Dê exemplos, por favor

Alberto Borges MatiasTemos agora, desenhado, o banco dos Brics. Tem forte capital da China. Nos próximos anos esse banco vai financiar projetos no Brasil, em concorrência com o BNDES. Nós temos o Banco Mundial (Bird), que poucas empresas brasileiras acessam, e que é de possibilidade plena. Principalmente agora, com a desvalorização do real.

Por que?

Alberto Borges Matias – Com a desvalorização ocorrida, o risco cambial diminuiu. Caiu a possibilidade de se ter um gap tão grande de desvalorização. Então isso faz com que os financiamentos internacionais passem a ser viáveis. E aí faço uma observação: normalmente os financeiros estão na contramão. Quando o risco cambial está alto, eles buscam financiamentos internacionais. Quando acontece a perda, eles fogem do mercado internacional no momento em que deveria ir buscar recursos lá fora.

O sr. imagina que as usinas de cana voltarão a ser atraentes para grupos estrangeiros, independentes de instituições financeiras?

Alberto Borges Matias – Sim, para já. A aquisição de cota de capital das empresas brasileiras agora é mais barata. Em dólar, o custo [dessa aquisição] ficou mais barato. As empresas brasileiras se tornaram mais baratas em moeda estrangeira. Então, sim, teremos mais investimentos no Brasil vindos do exterior. Mas temos competência nacional para criação e ampliação de novas unidades [produtoras de açúcar e de etanol].

Como assim?

Alberto Borges Matias – Temos outro segmento como, por exemplo, o reverso, onde o setor industrial pode fazer investimentos no setor básico de produção.

Isso poderá ser feito com financiamento de bancos no país?

Alberto Borges Matias – O mercado de oferta de crédito no Brasil é pequeno diante os padrões internacionais. Estamos falando em 65% do PIB, que no exterior chega a 200% do PIB em países mais avançados.

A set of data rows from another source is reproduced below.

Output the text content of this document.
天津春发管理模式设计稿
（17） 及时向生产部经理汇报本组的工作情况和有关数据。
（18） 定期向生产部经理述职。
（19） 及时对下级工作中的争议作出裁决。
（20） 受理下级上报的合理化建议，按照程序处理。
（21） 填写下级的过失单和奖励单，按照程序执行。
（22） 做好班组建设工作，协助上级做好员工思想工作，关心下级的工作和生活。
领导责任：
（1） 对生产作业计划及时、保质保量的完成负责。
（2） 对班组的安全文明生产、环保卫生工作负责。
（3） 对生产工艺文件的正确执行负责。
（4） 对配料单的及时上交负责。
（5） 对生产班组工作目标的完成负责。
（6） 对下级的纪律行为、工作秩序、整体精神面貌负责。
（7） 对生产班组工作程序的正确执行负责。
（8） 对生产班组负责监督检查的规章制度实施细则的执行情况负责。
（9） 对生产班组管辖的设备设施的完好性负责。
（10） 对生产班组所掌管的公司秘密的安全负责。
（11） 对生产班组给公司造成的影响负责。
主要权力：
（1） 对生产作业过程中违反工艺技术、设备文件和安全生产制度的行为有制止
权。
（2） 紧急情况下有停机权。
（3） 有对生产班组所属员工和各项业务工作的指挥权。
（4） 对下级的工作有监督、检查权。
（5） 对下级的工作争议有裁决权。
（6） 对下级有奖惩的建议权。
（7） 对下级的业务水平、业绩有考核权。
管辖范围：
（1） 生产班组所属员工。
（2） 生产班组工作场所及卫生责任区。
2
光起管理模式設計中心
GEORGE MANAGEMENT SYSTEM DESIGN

O que limita isso no Brasil?

Alberto Borges Matias – Um erro de política econômica. Por exemplo: o compulsório no Brasil é muito alto. Então, quando nós depositamos na conta corrente, compramos um CDB de banco, parte desses recursos fica em compulsórios. Eles, os compulsórios, são os mais altos e como as taxas de juros também são muito altas, eles são alocados pelos bancos em cartões de crédito, cheques etc na pessoa física, e não na pessoa jurídica, no agronegócio. E ficam assim centrados nas mãos de um Banco do Brasil, que tem feito um belíssimo trabalho. O crescimento do agronegócio nos últimos anos se deve ao trabalho do Banco do Brasil.